I’ve just finished reading Robert McKee’s Story: Substance, structure, style, and the principles of screenwriting. It’s amazing.
I only finished it yesterday; and perhaps my opinion will mellow with time. Most things do. But I think it’s fair to say that it’s a genuinely remarkable book; one that might change how I read, and certainly how I think about stories. I genuinely wish I’d come across it years ago – ideally when I was still at university.
So what is it about Story that’s so good?
I think that it’s the clearest and most insightful set of ideas about what a story is that I’ve read in a long, long time. Now perhaps it’s just that there’s a whole wealth of literary criticism books that are excellent, and I just haven’t been reading the right ones. But this felt startlingly good to me.
If I can paraphrase some of the most important things I think he said, they are:
- A story is in some sense rhetorical; it’s communicating a vision of how the world is.
- A story is about a protagonist – someone (or thing) that’s capable of desiring something, and taking action to try and achieve that desire.
- A key part of the story is the antagonist; what it is that’s stopping the antagonist.
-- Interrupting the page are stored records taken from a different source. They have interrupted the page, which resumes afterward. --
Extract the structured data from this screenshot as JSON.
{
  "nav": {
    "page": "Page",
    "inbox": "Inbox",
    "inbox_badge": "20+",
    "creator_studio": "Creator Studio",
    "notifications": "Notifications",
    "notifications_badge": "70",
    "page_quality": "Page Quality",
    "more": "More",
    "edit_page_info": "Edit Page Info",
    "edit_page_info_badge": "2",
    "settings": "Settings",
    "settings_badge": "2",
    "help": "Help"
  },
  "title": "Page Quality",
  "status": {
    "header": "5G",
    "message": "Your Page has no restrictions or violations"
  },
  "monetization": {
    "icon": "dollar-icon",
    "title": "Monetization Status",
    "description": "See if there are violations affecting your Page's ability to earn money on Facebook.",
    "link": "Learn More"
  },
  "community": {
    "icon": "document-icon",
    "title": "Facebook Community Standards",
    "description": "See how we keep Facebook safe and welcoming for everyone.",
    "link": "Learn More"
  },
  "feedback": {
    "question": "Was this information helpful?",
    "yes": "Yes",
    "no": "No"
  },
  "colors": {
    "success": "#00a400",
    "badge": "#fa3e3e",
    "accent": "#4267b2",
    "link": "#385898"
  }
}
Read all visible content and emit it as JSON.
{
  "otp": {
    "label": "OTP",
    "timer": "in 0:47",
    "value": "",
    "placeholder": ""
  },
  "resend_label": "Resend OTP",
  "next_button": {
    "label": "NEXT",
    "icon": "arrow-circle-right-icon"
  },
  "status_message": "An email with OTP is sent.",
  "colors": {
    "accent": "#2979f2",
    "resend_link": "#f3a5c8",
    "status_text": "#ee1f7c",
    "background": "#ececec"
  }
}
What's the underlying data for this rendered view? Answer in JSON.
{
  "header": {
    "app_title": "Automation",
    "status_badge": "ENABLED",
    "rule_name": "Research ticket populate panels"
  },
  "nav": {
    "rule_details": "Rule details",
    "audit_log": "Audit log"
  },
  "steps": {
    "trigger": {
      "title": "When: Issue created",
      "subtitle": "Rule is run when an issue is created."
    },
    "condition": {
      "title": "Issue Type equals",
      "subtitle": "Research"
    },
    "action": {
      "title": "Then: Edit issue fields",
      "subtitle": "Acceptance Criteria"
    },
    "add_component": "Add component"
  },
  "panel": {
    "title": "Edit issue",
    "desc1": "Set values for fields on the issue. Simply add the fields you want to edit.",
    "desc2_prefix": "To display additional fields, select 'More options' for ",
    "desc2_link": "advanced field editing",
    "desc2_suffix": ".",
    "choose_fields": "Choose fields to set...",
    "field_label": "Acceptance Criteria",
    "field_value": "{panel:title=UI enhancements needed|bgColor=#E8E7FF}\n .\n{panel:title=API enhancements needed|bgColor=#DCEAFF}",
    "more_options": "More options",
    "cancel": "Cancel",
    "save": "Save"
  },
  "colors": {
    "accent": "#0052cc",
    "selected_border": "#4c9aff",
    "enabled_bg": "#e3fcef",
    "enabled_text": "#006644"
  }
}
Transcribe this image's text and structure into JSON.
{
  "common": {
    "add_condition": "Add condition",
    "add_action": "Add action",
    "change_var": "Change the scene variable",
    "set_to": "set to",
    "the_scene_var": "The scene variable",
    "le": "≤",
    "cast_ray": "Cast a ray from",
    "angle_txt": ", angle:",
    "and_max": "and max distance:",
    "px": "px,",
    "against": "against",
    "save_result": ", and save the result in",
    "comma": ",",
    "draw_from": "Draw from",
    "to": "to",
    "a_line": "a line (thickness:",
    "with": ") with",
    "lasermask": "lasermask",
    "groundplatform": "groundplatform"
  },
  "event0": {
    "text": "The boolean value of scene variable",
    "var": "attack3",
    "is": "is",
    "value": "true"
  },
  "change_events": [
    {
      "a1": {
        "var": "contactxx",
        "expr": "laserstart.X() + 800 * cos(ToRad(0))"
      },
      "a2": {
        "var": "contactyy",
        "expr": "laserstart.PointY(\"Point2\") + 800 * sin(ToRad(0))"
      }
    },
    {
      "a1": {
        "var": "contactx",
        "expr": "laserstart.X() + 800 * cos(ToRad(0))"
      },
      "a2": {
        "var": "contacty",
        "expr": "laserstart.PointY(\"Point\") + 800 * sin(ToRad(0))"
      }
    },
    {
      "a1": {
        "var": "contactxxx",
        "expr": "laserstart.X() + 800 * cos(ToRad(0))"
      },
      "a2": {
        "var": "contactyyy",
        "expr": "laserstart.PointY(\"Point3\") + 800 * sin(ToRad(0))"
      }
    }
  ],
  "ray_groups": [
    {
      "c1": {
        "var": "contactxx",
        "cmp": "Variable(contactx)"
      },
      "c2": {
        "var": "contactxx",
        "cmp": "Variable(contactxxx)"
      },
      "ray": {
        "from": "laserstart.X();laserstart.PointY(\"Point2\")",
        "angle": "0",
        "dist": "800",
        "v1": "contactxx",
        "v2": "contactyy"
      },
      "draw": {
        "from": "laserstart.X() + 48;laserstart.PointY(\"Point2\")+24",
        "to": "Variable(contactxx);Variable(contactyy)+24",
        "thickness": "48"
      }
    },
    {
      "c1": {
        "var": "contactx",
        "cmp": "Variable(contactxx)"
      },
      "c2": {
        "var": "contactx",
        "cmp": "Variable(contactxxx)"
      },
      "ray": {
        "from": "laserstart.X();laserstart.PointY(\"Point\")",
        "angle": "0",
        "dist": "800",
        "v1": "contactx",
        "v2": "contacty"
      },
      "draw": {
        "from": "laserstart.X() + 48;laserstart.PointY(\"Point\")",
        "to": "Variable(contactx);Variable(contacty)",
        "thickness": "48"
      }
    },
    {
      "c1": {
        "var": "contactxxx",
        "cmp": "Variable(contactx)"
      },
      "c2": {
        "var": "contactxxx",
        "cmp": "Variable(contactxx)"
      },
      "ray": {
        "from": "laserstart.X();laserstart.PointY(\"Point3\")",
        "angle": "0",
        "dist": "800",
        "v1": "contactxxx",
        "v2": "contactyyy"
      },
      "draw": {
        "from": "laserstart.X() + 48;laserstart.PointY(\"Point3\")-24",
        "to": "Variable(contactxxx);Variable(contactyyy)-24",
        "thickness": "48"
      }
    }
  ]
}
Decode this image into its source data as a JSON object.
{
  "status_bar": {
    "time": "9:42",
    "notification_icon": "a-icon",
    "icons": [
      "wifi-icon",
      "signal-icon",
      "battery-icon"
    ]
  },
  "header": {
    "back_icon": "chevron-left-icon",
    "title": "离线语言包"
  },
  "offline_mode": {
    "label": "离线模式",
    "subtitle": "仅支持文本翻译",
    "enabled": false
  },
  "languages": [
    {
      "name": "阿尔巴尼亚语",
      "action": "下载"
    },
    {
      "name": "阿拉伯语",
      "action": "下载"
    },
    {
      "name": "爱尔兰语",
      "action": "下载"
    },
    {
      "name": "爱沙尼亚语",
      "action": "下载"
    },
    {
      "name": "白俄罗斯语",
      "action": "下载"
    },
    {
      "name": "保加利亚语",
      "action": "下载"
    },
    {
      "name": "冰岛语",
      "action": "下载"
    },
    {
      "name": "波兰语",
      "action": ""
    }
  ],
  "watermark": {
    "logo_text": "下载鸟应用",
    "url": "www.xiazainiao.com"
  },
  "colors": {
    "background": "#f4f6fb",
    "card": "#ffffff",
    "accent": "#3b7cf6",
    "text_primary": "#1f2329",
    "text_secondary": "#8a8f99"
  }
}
The better and more significant the antagonist is, the more meaningful the protagonist’s struggle.
- The arc of the story is from the moment when the gap opens between the way the world is, and what the character desires; through the character’s attempts to bring about what he, she or they want; through to the final conclusion, when it’s achieved or not achieved.
- Each scene should change something for the protagonist; internally, externally, it doesn’t matter – but there should be a change in how the protagonist fits in the world.
There’s more – a lot more – in the book, but as I look back over my notes I feel as though I won’t do it justice. I want to sort through them and read them over a little more.
Essentially, the idea that I liked enormously is that a story is about the conflict a character (or group of characters) has in trying to shape the world, and what finally happens. McKee argues that good stories end in a way that achieves that outcome (or fail to), but in a way that the protagonist wasn’t expecting.
He talks a little about the broader concept of a story – nonlinear, noncausal pieces, and ones with passive protagonists. But he argues that these are often reactions against linear, causal stories with active protagonists, and that seemed a reasonable argument to me.
I’m looking forward to thinking more about stories after reading McKee; and I’m tremendously glad I read it. It’s not that the book’s perfect – it isn’t. At points there were disappointing typesetting errors, and more fundamentally I think he over-specifies things that may not be true, when it’s the core of his ideas that are most important. But event with its flaws, it’s the best piece on story that I’ve read in a long time.
McKee and the seminars
The Story book is based on a seminar which McKee is famous for, and which he apparently delivers almost non-stop (check his website). I found mixed reviews; this one was a positive response to his book, and this one found the seminar ‘unconvincing’.
And because of the seminars, of course, McKee is also famous as the character who appears in Adaptation. His character features in a scene in a seminar, and then later he advises Charlie Kaufmann in a bar. The New Yorker has an account of McKee changing the ending; and you can hear his version of it on YouTube. Either way, it’s an interesting connection.